De cette histoire nous pouvons tirer deux leçons : ni le nom de Jésus, ni l’expérience mystique ne sont des conditions nécessaires et suffisantes de vérité. Il est tout à fait possible de vivre quelque chose, une expérience mystique, de l’identifier à Jésus, de proclamer son nom, et d’être totalement dans l’erreur. C’est pourquoi l’Apôtre Paul a donné cette règle : « examinez toute chose » (1 Thessaloniciens 5.21). La raison est supérieure à la révélation, cela ne veut pas dire qu’il faut rejeter toute révélation, mais qu’il faut l’examiner rationnellement. D’après les chrétiens, la foi chrétienne peut être, et doit être rationnelle : « les perfections invisibles de Dieu, sa puissance éternelle et sa divinité, sont visibles dans ses œuvres pour l’intelligence » (Romains 1.20) ; « soyez toujours prêts à rendre raison de l’espérance qui est en vous » (1 Pierre 3.15).

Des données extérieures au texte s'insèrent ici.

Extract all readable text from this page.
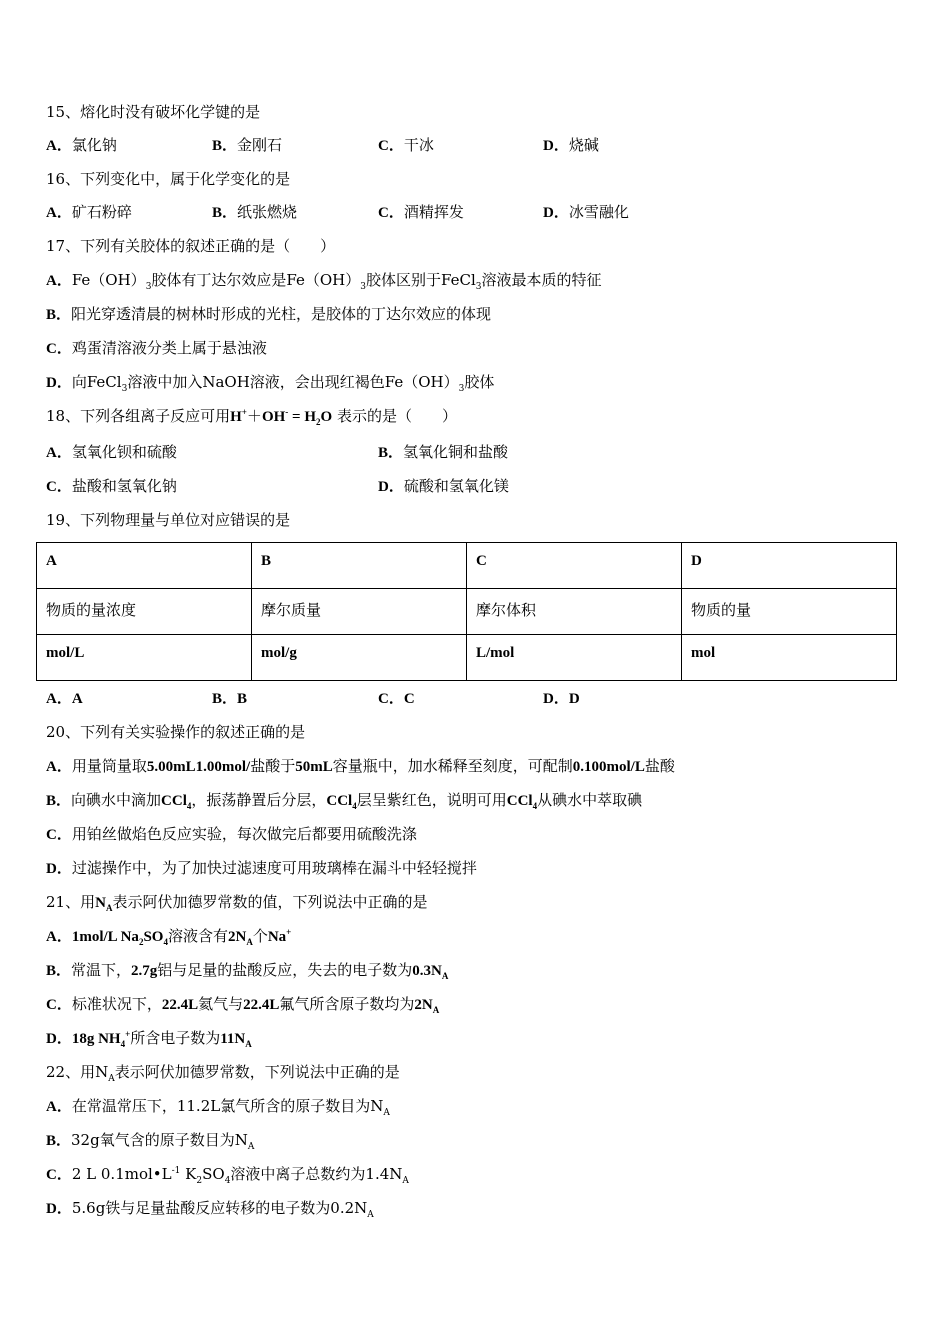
15、熔化时没有破坏化学键的是
A．氯化钠	B．金刚石	C．干冰	D．烧碱
16、下列变化中，属于化学变化的是
A．矿石粉碎	B．纸张燃烧	C．酒精挥发	D．冰雪融化
17、下列有关胶体的叙述正确的是（　　）
A．$Fe(OH)_3$胶体有丁达尔效应是$Fe(OH)_3$胶体区别于FeCl$_3$溶液最本质的特征
B．阳光穿透清晨的树林时形成的光柱，是胶体的丁达尔效应的体现
C．鸡蛋清溶液分类上属于悬浊液
D．向FeCl$_3$溶液中加入NaOH溶液，会出现红褐色$Fe(OH)_3$胶体
18、下列各组离子反应可用$H^++OH^- = H_2O$ 表示的是（　　）
A．氢氧化钡和硫酸	B．氢氧化铜和盐酸
C．盐酸和氢氧化钠	D．硫酸和氢氧化镁
19、下列物理量与单位对应错误的是
A	B	C	D
物质的量浓度	摩尔质量	摩尔体积	物质的量
mol/L	mol/g	L/mol	mol
A．A	B．B	C．C	D．D
20、下列有关实验操作的叙述正确的是
A．用量筒量取5.00mL1.00mol/盐酸于50mL容量瓶中，加水稀释至刻度，可配制0.100mol/L盐酸
B．向碘水中滴加CCl$_4$，振荡静置后分层，CCl$_4$层呈紫红色，说明可用CCl$_4$从碘水中萃取碘
C．用铂丝做焰色反应实验，每次做完后都要用硫酸洗涤
D．过滤操作中，为了加快过滤速度可用玻璃棒在漏斗中轻轻搅拌
21、用$N_A$表示阿伏加德罗常数的值，下列说法中正确的是
A．1mol/L $Na_2SO_4$溶液含有$2N_A$个Na+
B．常温下，2.7g铝与足量的盐酸反应，失去的电子数为$0.3N_A$
C．标准状况下，22.4L氦气与22.4L氟气所含原子数均为$2N_A$
D．18g $NH_4^+$所含电子数为$11N_A$
22、用$N_A$表示阿伏加德罗常数，下列说法中正确的是
A．在常温常压下，11.2L氯气所含的原子数目为$N_A$
B．32g氧气含的原子数目为$N_A$
C．2 L $0.1mol•L^{-1}$ $K_2SO_4$溶液中离子总数约为$1.4N_A$
D．5.6g铁与足量盐酸反应转移的电子数为$0.2N_A$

Enfin, le salut ne s’obtient évidemment pas par le fait de croire que Dieu existe et que Jésus-Christ est l’incarnation de Dieu le Fils, ni même en agissant en son nom. « Il ne suffit pas de me dire : Seigneur ! Seigneur ! pour entrer dans le Royaume des cieux ; il faut faire la volonté de mon Père qui est aux cieux. Beaucoup me diront en ce jour-là : Seigneur, Seigneur ! n’est-ce pas en ton nom que nous avons fait beaucoup de choses ? Alors je leur déclarerai : Je ne vous ai jamais connus, écartez-vous de moi. » (Matthieu 7.21-23). La foi n’est pas le fait de croire en l’existence de quelque chose sans preuve, mais d’avoir confiance, d’être engagé et fidèle envers quelqu’un. Tel est le sens du mot hébraïque emunah. Et pour avoir foi en quelqu’un, il faut préalablement savoir qu’il existe et reconnaître sa volonté. Comment peut-on avoir confiance en quelqu’un, si l’on ne connaît pas cette personne, si l’on ne sait pas qu’elle existe ? Si la foi ne pouvait pas être fondée en raison, elle ne serait qu’une illusion ou une idée, semblable à celle du Père Noël.